¡Hacer el sexo bien es
lo más rico que hay en la Tierra!
(Así nos dijo una muchacha
que conocemos)
Toda mujer no es ni santa ni puta: es ambas cosas al mismo tiempo en todos los momentos de su vida. Estas palabras son ofensivas sólo porque están tajantemente separadas, tal como están actualmente separados esos dos aspectos esenciales de la psiquis femenina y del cuerpo de la mujer.
Cuando la mujer espiritual y la mujer sexual son dos personas distintas, entonces el hombre tiene a la esposa en casa, y va a buscar a la otra en la calle. Pero cuando la mujer sintetiza en sí todo esto, el hombre lo encuentra todo junto en ella. Cuando lo espiritual y lo sexual van juntos, la mujer es todo a la vez y nada por separado: es dulzura, es espíritu y carne, cielo y tierra al mismo tiempo: es madre ejemplar, esposa virtuosa y amante sin vergüenza. Los anhelos más sublimes y espirituales de la mujer no son diferentes de sus deseos más terrenales, carnales y apasionados. Si ella no vive todas estas experiencias con su pareja, permanece confundida o malhumorada, y también ella un día se irá a buscarlas a otra parte, en secreto o para siempre.

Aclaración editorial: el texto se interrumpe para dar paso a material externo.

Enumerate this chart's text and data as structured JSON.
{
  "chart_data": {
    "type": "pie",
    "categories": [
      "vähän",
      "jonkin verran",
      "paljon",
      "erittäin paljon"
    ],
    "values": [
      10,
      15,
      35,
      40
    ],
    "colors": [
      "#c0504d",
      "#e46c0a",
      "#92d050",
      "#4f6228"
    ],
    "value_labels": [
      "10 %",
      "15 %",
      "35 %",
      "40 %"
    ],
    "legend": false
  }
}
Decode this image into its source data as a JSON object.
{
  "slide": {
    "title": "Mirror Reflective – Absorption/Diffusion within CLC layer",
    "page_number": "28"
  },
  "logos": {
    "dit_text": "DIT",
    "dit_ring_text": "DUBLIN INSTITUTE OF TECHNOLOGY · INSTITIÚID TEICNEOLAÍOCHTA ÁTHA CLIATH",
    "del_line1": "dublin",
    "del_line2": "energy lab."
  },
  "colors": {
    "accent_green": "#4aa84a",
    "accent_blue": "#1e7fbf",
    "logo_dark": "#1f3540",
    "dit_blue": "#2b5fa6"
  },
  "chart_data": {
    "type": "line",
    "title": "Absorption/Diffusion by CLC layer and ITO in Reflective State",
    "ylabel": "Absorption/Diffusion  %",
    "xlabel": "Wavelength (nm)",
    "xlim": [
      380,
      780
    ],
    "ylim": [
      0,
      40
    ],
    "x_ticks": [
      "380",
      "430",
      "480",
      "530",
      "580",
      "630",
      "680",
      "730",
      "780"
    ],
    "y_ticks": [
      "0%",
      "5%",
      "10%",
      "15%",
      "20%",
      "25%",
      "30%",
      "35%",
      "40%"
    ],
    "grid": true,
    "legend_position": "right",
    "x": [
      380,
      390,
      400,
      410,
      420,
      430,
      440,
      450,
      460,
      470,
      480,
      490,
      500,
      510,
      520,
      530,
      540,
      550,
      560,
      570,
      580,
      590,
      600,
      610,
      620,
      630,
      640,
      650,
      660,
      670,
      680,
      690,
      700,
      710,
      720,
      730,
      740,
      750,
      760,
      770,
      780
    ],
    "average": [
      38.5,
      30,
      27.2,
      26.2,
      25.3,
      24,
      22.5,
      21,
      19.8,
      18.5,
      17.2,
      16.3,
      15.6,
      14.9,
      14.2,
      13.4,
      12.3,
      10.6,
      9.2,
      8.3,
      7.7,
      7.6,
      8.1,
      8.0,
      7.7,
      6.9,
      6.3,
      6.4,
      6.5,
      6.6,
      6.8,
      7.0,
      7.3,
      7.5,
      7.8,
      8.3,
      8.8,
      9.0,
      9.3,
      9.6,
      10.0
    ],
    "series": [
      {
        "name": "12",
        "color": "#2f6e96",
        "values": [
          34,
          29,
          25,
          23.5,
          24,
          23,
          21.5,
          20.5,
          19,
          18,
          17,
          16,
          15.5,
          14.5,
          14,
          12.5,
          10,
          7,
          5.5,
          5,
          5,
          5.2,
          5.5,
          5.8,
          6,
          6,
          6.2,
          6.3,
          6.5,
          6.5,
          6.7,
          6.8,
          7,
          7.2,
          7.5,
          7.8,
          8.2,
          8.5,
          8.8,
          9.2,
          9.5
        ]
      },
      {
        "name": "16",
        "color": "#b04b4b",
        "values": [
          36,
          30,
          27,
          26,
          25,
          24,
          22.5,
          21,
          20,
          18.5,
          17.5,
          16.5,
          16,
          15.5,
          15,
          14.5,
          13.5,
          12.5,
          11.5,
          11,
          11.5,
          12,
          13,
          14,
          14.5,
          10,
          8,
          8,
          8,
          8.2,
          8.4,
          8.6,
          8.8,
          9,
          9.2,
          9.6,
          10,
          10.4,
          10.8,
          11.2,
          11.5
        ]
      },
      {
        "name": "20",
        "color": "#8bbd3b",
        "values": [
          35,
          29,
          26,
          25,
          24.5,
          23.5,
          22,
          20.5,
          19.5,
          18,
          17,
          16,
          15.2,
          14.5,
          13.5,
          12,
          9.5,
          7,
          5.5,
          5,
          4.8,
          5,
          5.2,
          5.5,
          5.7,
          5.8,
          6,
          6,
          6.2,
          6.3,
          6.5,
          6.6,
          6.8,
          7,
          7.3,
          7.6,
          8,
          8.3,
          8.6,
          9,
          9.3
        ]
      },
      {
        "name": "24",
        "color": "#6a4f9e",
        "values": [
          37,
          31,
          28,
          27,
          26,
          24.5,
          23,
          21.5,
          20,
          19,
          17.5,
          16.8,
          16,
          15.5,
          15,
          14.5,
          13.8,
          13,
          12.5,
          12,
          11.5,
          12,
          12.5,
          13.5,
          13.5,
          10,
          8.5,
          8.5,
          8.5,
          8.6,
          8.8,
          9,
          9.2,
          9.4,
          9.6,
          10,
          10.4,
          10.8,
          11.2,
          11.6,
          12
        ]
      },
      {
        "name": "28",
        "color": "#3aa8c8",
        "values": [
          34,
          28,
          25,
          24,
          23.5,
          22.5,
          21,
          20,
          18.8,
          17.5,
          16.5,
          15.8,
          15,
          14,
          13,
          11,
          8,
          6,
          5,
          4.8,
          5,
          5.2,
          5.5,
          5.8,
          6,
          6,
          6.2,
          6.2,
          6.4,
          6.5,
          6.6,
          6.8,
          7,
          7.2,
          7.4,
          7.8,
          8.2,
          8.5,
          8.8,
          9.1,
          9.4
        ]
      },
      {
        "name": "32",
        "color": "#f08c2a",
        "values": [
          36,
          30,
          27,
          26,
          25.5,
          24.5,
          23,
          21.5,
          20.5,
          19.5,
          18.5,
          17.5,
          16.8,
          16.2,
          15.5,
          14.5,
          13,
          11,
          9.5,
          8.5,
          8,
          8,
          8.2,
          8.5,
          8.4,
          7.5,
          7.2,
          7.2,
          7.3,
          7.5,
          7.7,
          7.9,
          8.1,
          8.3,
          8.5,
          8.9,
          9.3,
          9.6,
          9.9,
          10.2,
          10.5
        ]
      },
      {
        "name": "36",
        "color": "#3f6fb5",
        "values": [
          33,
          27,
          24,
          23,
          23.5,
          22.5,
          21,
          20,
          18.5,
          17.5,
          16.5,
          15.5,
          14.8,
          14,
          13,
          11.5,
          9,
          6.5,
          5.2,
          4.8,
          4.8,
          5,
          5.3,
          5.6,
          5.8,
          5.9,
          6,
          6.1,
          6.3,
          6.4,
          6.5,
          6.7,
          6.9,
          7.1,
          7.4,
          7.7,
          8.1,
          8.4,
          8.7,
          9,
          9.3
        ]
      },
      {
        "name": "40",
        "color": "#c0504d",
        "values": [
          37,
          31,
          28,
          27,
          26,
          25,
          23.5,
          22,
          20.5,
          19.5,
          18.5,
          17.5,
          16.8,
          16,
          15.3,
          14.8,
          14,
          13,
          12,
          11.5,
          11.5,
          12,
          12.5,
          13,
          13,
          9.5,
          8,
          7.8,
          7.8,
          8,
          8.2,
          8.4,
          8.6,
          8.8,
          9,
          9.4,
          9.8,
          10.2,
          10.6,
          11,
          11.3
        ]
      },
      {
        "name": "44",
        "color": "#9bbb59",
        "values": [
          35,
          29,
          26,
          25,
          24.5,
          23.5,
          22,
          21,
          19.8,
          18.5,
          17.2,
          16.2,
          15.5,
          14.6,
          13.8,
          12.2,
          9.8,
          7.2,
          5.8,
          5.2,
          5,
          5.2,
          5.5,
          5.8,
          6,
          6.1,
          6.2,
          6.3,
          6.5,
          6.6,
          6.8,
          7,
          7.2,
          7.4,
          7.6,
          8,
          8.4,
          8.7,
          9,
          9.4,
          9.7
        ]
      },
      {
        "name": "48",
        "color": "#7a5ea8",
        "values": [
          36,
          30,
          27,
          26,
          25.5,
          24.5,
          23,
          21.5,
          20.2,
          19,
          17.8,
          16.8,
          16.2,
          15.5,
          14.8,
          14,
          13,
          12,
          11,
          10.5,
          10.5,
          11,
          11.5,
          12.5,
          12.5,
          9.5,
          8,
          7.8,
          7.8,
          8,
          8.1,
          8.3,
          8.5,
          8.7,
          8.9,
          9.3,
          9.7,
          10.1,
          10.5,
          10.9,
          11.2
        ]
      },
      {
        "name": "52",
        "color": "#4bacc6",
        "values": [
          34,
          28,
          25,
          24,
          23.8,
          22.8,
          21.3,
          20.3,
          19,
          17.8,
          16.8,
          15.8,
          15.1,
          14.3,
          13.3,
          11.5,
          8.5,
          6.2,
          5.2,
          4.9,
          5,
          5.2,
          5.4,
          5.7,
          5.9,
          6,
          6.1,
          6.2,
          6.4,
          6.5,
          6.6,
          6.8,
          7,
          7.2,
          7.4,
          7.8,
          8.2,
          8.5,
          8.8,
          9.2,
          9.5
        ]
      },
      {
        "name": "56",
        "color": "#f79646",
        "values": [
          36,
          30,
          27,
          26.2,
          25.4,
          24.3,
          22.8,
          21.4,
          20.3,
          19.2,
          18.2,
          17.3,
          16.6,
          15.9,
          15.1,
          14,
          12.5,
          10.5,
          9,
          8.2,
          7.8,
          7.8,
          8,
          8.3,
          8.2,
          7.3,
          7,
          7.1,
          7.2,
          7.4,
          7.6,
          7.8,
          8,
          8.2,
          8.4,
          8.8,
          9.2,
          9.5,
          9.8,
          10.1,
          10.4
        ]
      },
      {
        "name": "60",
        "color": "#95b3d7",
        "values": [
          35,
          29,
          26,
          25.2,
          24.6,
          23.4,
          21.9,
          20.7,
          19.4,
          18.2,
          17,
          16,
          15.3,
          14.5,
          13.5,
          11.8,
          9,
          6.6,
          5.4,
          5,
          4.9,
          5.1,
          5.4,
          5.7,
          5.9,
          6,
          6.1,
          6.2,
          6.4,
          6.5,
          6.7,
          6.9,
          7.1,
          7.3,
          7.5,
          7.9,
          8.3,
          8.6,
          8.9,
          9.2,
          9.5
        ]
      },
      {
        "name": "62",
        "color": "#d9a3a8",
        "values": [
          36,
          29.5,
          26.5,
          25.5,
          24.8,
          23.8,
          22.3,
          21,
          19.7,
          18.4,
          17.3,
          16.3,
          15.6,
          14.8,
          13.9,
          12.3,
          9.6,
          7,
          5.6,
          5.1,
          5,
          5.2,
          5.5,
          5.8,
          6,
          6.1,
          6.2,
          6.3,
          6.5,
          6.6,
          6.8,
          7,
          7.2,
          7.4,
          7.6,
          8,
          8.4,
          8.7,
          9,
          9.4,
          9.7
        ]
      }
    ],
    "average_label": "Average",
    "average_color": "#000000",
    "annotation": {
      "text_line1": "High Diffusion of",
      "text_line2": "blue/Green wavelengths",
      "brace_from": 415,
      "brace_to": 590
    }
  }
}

Como bien ilustra la imagen que se encuentra en la portada de este escrito, la mujer es santa en la mitad superior de su cuerpo, y es lúbrica en la mitad inferior: ella es amor arriba y es sexo abajo. Estos son dos polos aparentemente distintos, pero se reúnen en el mismo cuerpo. El acto sexual verdadero, el que con propiedad puede llamarse hacer el amor, tiene como propósito más profundo unificar las dos mitades del cuerpo de la mujer: unir lo espiritual con lo material, la tierra con el cielo, la santidad con la voluptuosidad. A este acto sexual tan profundo y poderoso que sea capaz de unir el amor y el sexo, es precisamente lo que hemos nombrado Amor Sexual.
¿Cuándo ser santa y ser puta se convirtieron en cosas distintas?
Nuestras culturas actuales tienen una profunda contradicción. Normalmente todo hijo se procrea por vía sexual. O sea, ninguna mujer se convierte en madre si no es haciendo el sexo. Pero toda vez que una mujer se convierte en madre, la sociedad y la familia la envuelven en una especie de manto sagrado asexual y puro, que prácticamente la hace dejar de ser mujer. Y esto en teoría: en la práctica la mujer sigue siendo mujer, mucho más llena de secretos anhelos sexuales que el hombre, anhelos que no son realizados, porque generalmente lo que menos hace un matrimonio que ya ha tenido hijos es sexo apasionado.
No es extraño que una madre de familia sea con frecuencia el centro de los conflictos emocionales del hogar —conflictos emocionales que son en verdad sexuales, pero encubiertos. ¿Quién dijo que una mujer, porque tenga hijos, deja de ser mujer y de desear el amor? Pero el hombre se hastía y se desentiende de eso. No pocas veces el hombre deja la mayor parte de la actividad filial a la mujer, y busca fuera de casa a otra mujer que cumpla en su vida el rol sexual —tal vez se trate de una mujer que por su parte también esté casada y con hijos. Éste es un problema más antiguo de lo que parece.
No ya desde el cristianismo del Medioevo, sino que desde la Antigüedad griega —que es la cuna misma de la civilización de Europa occidental, y que por eso en bastante medida está presente también en las que fueran sus colonias en América—, desde entonces ya ocurría una separación entre la mujer esposa y madre por un lado, y la mujer sexual por otro, que en este caso no podía ser otra que la prostituta. El matrimonio y el sexo no tienen nada que ver: la esposa y la amante son mujeres distintas.